Low interest rates mean that banks make less money on loans because the cost of the loan amount (the interest rate) is less. Because interest rates have been so low for years, common loans such as residential mortgages and SME business loans have not been as profitable as they were in the past.

If interest rates were to rise, Metro Bank would be able to charge more for common loan products like residential mortgages. Carlyle could have been betting that the Bank of England would raise interest rates to contain inflation rates, which are at ten-year highs. However, the Bank of England recently announced that it was not considering an immediate rate hike.

This could have weakened Carlyle’s analysis of Metro Bank’s underlying value.

3) Negotiating a Purchase Price

In 2019, it emerged that Metrobank had misclassified many of the loans it held, sending its share price tumbling. From 2018 to today, the company’s share price has lost over 80% of its value.

While this may be bad for Metro Bank in the short term (no one wants the value of their shares to plummet), market events like these are often what private equity firms like Carlyle look for because it suggests that the market may be undervaluing a company. If it purchases the company, it can delist it off the stock exchange (a “take private”) and later sell or re-list it for more.

Nonetheless, Carlyle may not have believed that there was enough of a discount to acquire Metro Bank.

How is this topic relevant to law firms?

Lawyers are instrumental advisers for every successful private equity transaction. But they also play a valuable role in advising their clients when they should not agree to a purchase or entertain buying a company, as may have happened here.

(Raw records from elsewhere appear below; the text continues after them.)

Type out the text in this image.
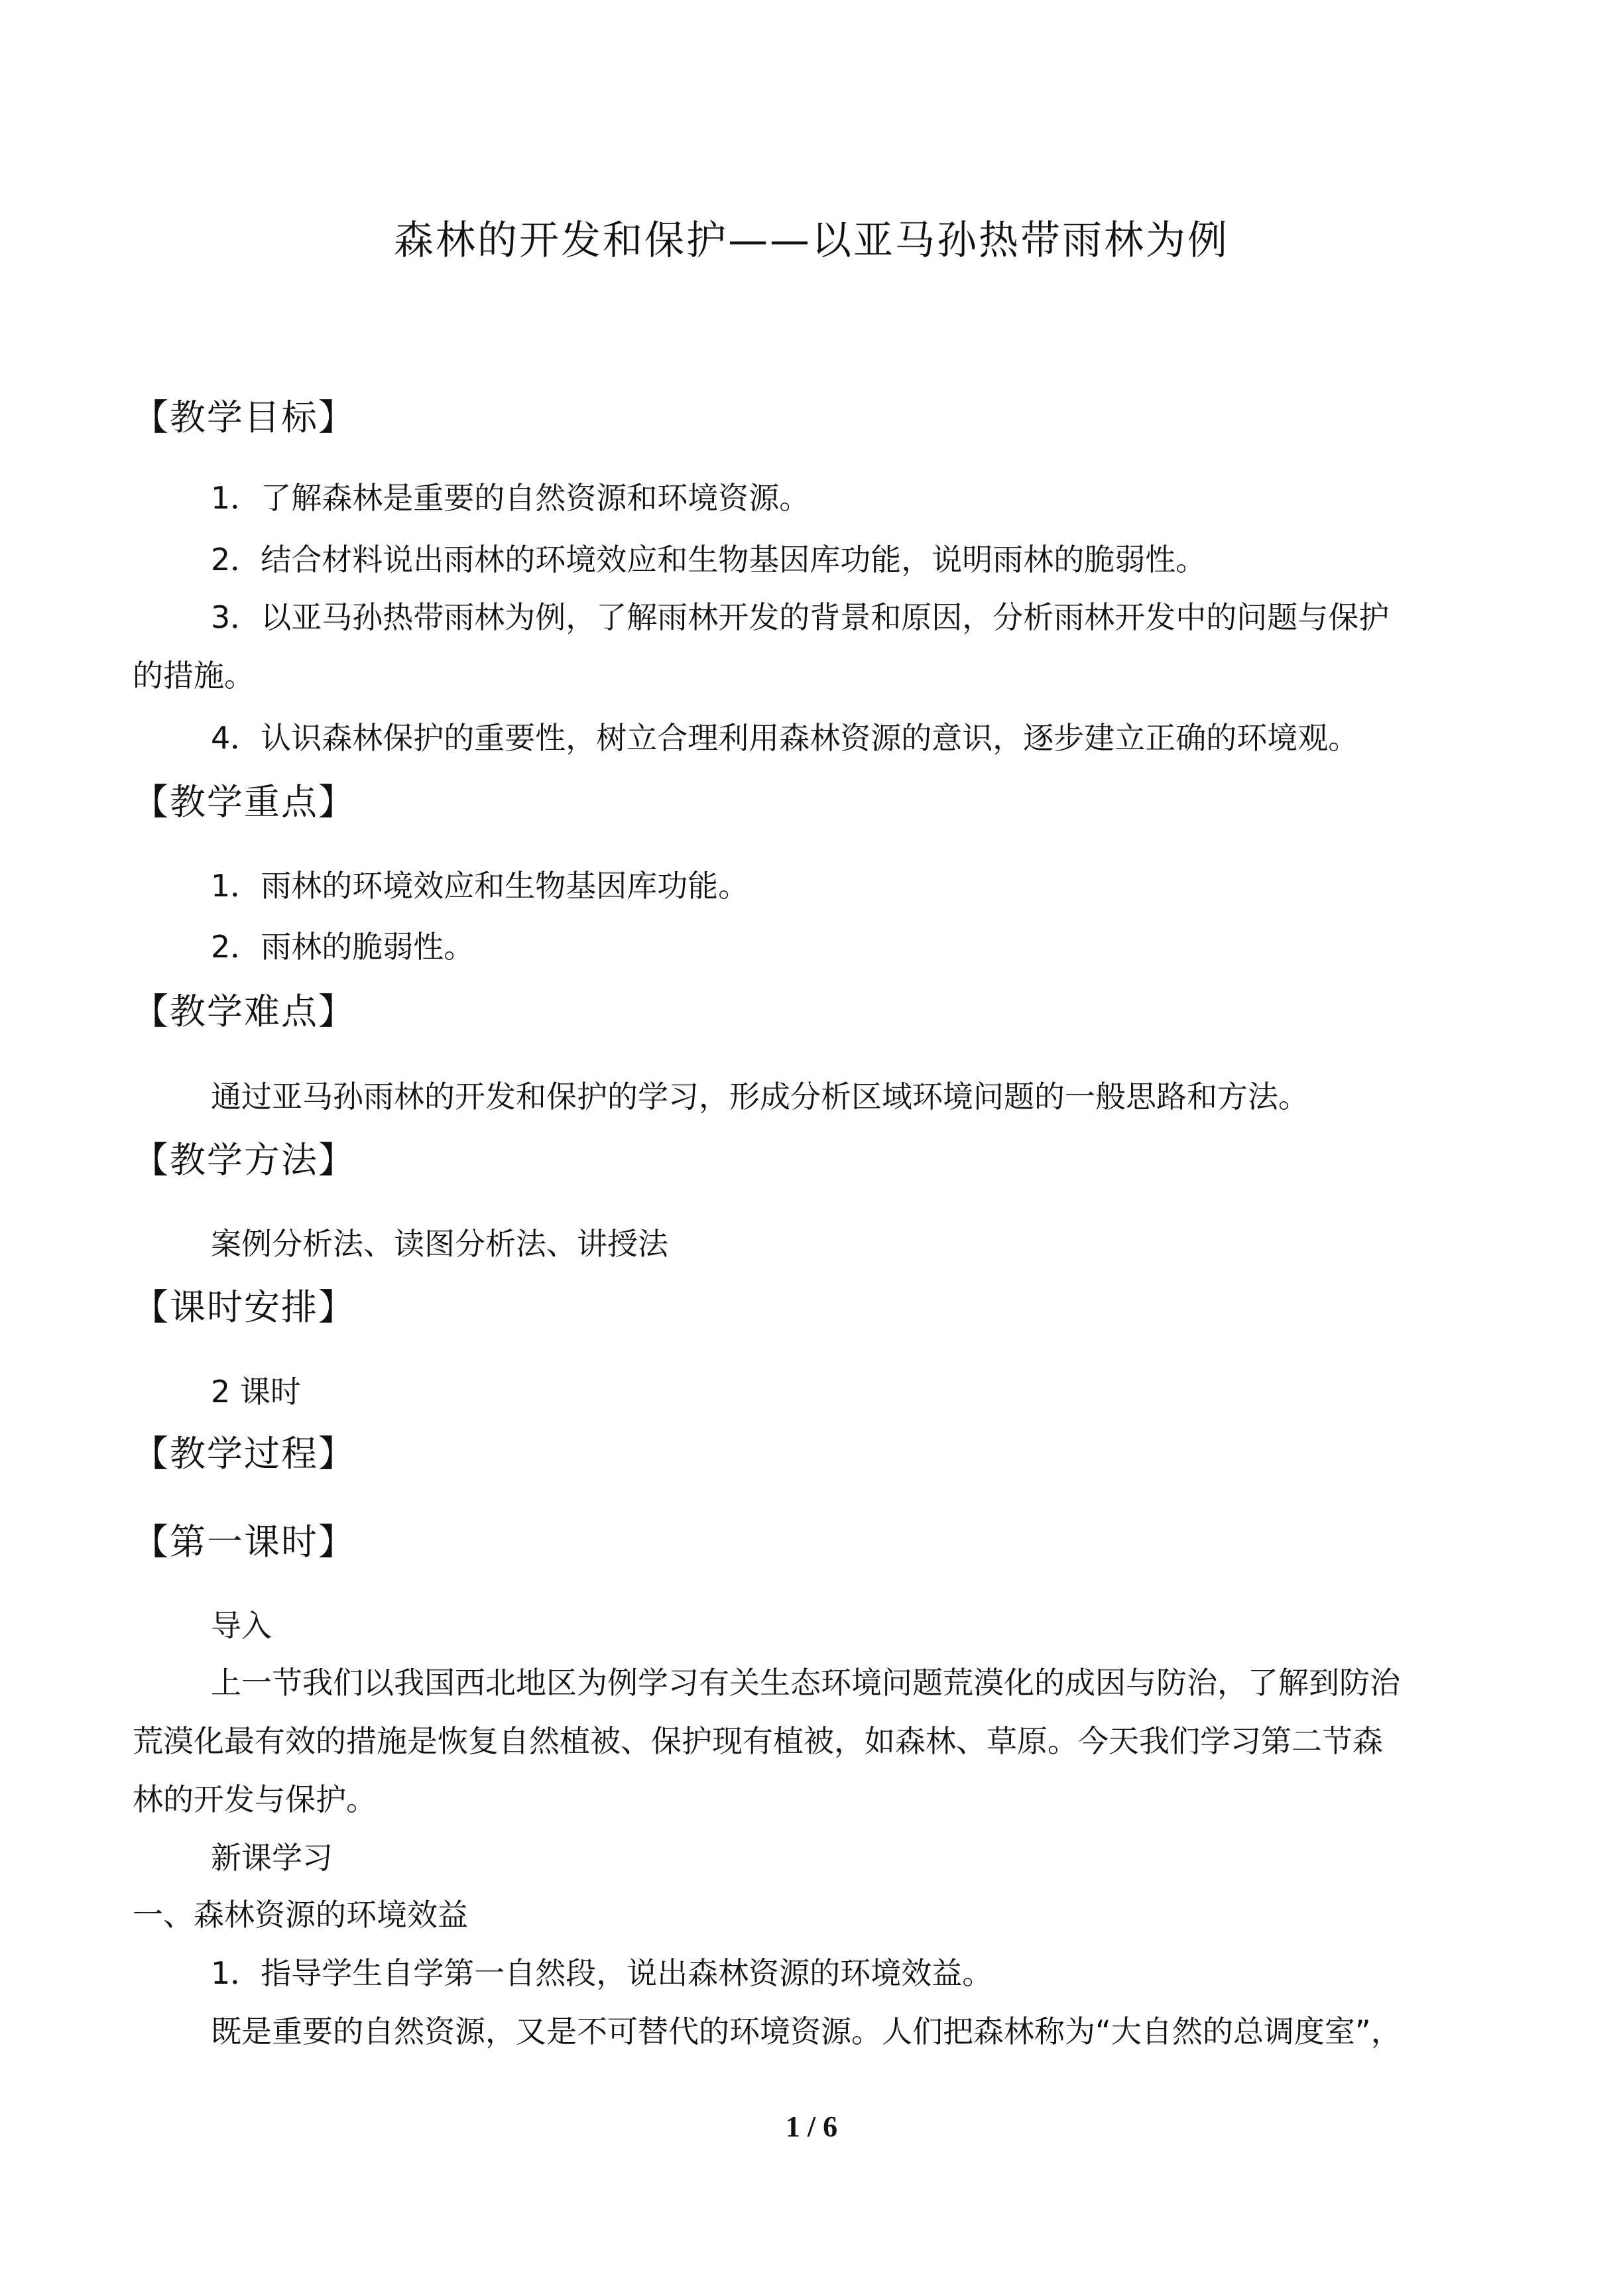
森林的开发和保护——以亚马孙热带雨林为例
【教学目标】
1．了解森林是重要的自然资源和环境资源。
2．结合材料说出雨林的环境效应和生物基因库功能，说明雨林的脆弱性。
3．以亚马孙热带雨林为例，了解雨林开发的背景和原因，分析雨林开发中的问题与保护
的措施。
4．认识森林保护的重要性，树立合理利用森林资源的意识，逐步建立正确的环境观。
【教学重点】
1．雨林的环境效应和生物基因库功能。
2．雨林的脆弱性。
【教学难点】
通过亚马孙雨林的开发和保护的学习，形成分析区域环境问题的一般思路和方法。
【教学方法】
案例分析法、读图分析法、讲授法
【课时安排】
2 课时
【教学过程】
【第一课时】
导入
上一节我们以我国西北地区为例学习有关生态环境问题荒漠化的成因与防治，了解到防治
荒漠化最有效的措施是恢复自然植被、保护现有植被，如森林、草原。今天我们学习第二节森
林的开发与保护。
新课学习
一、森林资源的环境效益
1．指导学生自学第一自然段，说出森林资源的环境效益。
既是重要的自然资源，又是不可替代的环境资源。人们把森林称为“大自然的总调度室”，
1 / 6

We do not know for sure at what stage the negotiations got to, but in general, law firms with recognised corporates and private equity practices like Latham & Watkins and Kirkland & Ellis will be instrumental in facilitating the “due diligence” process of a PE purchase.

Likewise, some PE offers are not in the target company’s best interest. Law firms with strong reputations in advising public companies like Slaughter and May can advise the directors on their obligations to the company.